On yıl boyunca aristokrat görkemiyle ve hizmetliler katının sessiz dramlarıyla bir kuşağın ekrana bağlandığı Downton Abbey, “Grand Finale” ile perdeyi kapattı. Ancak bu kapanış, diziyi bir fenomen haline getiren en önemli karakterin yokluğunu derinden hissettiriyor: Dame Maggie Smith’in canlandırdığı Dowager Kontes Violet Crawley.
Julian Fellowes’un yarattığı bu evren, tarihin büyük kırılmaları arasında ayakta kalmaya çalışan bir ailenin hikâyesi olsa da, izleyicinin hafızasında en çok Violet’in keskin zekâsı ve ince alayları kaldı. Onun sözleri, geleneklere bağlı bir matriarkın direncinden çok daha fazlasını taşıyordu; kuşaklar arası çatışmaları, ilerleme karşısındaki tereddütleri ve aileye duyduğu derin bağlılığıyla dizinin en canlı damarını oluşturuyordu.
“Grand Finale”, Crawley ailesini matriarklarını kaybetmiş halde gelecekle yüzleştiriyor. Lady Mary’nin yeni sorumlulukları, aile içinde bir değişimin işaretini verse de film, Violet’in yokluğunda dramatik yoğunluğunu kaybediyor. Özellikle dizinin son sahnesinde geçmişten alınan görüntülerle yapılan vedanın, sahici bir ağırlık taşırken yapay bir duygusallıktan uzak kalması, Smith’in mirasına saygı niteliğinde.

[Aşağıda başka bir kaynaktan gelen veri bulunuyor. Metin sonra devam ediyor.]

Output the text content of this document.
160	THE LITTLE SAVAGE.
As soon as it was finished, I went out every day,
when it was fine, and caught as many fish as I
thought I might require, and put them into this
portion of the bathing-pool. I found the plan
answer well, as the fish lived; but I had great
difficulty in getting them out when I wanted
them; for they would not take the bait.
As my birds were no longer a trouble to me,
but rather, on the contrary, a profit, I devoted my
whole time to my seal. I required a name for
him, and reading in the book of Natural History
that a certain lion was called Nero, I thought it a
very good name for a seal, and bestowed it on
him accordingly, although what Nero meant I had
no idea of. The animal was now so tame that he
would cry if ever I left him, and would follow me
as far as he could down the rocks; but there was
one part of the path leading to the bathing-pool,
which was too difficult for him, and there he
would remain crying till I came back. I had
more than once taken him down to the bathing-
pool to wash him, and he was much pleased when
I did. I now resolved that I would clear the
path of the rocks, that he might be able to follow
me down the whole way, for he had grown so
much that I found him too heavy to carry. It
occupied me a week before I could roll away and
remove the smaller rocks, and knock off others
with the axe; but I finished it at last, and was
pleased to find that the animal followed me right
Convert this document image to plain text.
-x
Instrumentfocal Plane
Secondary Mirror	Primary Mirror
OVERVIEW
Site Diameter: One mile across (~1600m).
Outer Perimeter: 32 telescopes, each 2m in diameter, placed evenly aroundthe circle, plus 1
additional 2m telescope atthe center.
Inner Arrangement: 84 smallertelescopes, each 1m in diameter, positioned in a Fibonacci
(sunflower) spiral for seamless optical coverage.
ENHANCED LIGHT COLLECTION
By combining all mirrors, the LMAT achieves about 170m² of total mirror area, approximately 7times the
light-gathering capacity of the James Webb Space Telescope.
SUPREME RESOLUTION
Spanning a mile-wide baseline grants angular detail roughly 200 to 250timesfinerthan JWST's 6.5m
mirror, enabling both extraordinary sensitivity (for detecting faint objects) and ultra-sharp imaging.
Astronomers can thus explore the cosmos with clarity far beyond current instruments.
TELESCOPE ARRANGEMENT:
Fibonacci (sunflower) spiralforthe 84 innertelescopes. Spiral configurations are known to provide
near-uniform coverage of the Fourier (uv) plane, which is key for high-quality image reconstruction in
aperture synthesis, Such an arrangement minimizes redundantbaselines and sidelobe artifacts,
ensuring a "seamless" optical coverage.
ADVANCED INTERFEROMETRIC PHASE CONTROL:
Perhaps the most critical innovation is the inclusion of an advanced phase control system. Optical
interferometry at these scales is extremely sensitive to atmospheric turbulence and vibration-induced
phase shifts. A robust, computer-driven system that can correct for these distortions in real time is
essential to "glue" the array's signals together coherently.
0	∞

Yine de sorun, Violet’siz bir anlatının yarattığı boşlukta. Final, aristokrasinin gerileyen gücüne dair güçlü bir yüzleşme fırsatı sunabilirdi; bunun yerine güvenli sularda kalmayı tercih ediyor. Belki de asıl kapanış, A New Era ile zaten yapılmıştı. Grand Finale, tam anlamıyla bir zirve olmasa da Maggie Smith’in hatırasını parlatmaya devam ediyor. Onun keskin bakışları ve sarsılmaz sözleri olmadan, Downton Abbey bir daha asla aynı olmayacak.